Last month, Skee-Lo was asked for his own personal favorite records from underground artists that went into the mainstream. "Oh shit, this is gonna be hard, off the top of the head," began the Los Angeles, California-based Skee-Lo. "[My favorite] underground records that went mainstream...Oh! Here you go: Wu-Tang [Clan's] 'C.R.E.A.M.,' 'Get the money!'" The song, which appeared on 1993's group debut Enter The Wu-Tang (36 Chambers), was the nine-member collective second single to hit the charts, at #60 the year following release. At the time, Wu included Cold Chillin' Records act The Genius (as GZA) and former Tommy Boy Records hopeful Prince Rakeem (as RZA), as well as seven fresh voiced emcees.
Next pointing to two Good Life peer acts, Skee-Lo listed, "There's Pharcyde's 'Passin' Me By.' Easy! Souls Of Mischief's ''93 [Til' Infinity]'." The Pharcyde's second single, "Passin' Me By," was released the year following their 1992 Delicious Vinyl Records debut album, Bizarre Ride II The Pharcyde. The indie album would later go gold, in large thanks to the Top 100 J-Swift-produced single which sampled Jimi Hendrix, Quincy Jones and The Weather Report. The S.O.M. single was also a 1993 release. Sampling Billy Cobham's "Heather," the song was a Top 100 single from the Hieroglyphics crew group's Jive Records debut, which debuted at #85 on the charts in the fall of the year.

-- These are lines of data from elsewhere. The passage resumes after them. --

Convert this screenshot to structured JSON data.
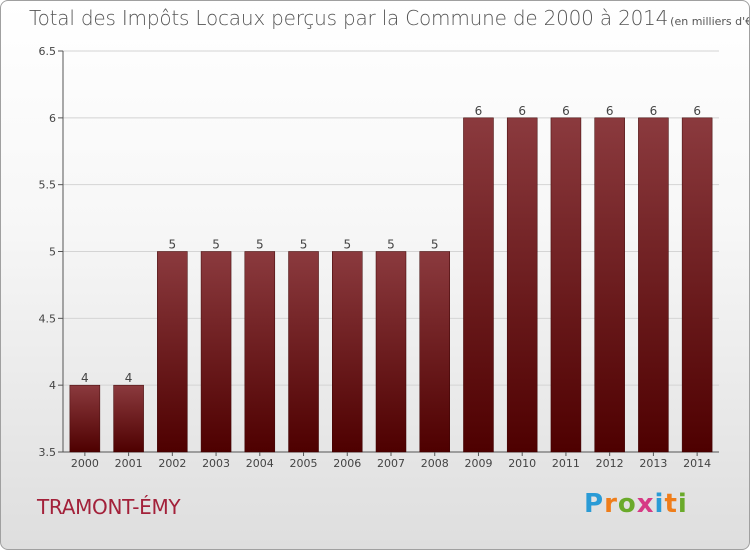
{
  "chart_data": {
    "type": "bar",
    "title": "Total des Impôts Locaux perçus par la Commune de 2000 à 2014",
    "subtitle": "(en milliers d'€)",
    "xlabel": "",
    "ylabel": "",
    "categories": [
      "2000",
      "2001",
      "2002",
      "2003",
      "2004",
      "2005",
      "2006",
      "2007",
      "2008",
      "2009",
      "2010",
      "2011",
      "2012",
      "2013",
      "2014"
    ],
    "values": [
      4,
      4,
      5,
      5,
      5,
      5,
      5,
      5,
      5,
      6,
      6,
      6,
      6,
      6,
      6
    ],
    "data_labels": [
      "4",
      "4",
      "5",
      "5",
      "5",
      "5",
      "5",
      "5",
      "5",
      "6",
      "6",
      "6",
      "6",
      "6",
      "6"
    ],
    "ylim": [
      3.5,
      6.5
    ],
    "yticks": [
      3.5,
      4,
      4.5,
      5,
      5.5,
      6,
      6.5
    ],
    "ytick_labels": [
      "3.5",
      "4",
      "4.5",
      "5",
      "5.5",
      "6",
      "6.5"
    ],
    "grid": true,
    "bar_color": "#6b1a1f"
  },
  "commune": "TRAMONT-ÉMY",
  "logo": {
    "text": "Proxiti",
    "letter_colors": [
      "#2a9bd6",
      "#ef7d1a",
      "#6aaa2a",
      "#d63a85",
      "#2a9bd6",
      "#ef7d1a",
      "#6aaa2a"
    ]
  }
}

Staying in 1993, Skee-Lo crossed coasts to honor the early works of Mobb Deep. Signed to 4th & Broadway Records for one album, 1993's Juvenile Hell, Prodigy & Havoc worked with production giants DJ Premier and Large Professor on their underground debut. "Oh shit, Mobb Deep, you can pick any record [from Juvenile Hell]. [Laughs] Straight up! They were underground, yo!" Following their debut, the Queens, New York pair would release six major label albums, including a #1 G-Unit/Interscope Records debut in 2006's Blood Money.
Also embracing an entire catalog, Skee-Lo pointed to the late 1980s, early 1990s collective from Compton. "N.W.A., you could pick a record." Signed to Eazy-E's own Ruthless Records, the once self-released group would score a #1 album on their final LP, 1991's Niggaz4Life.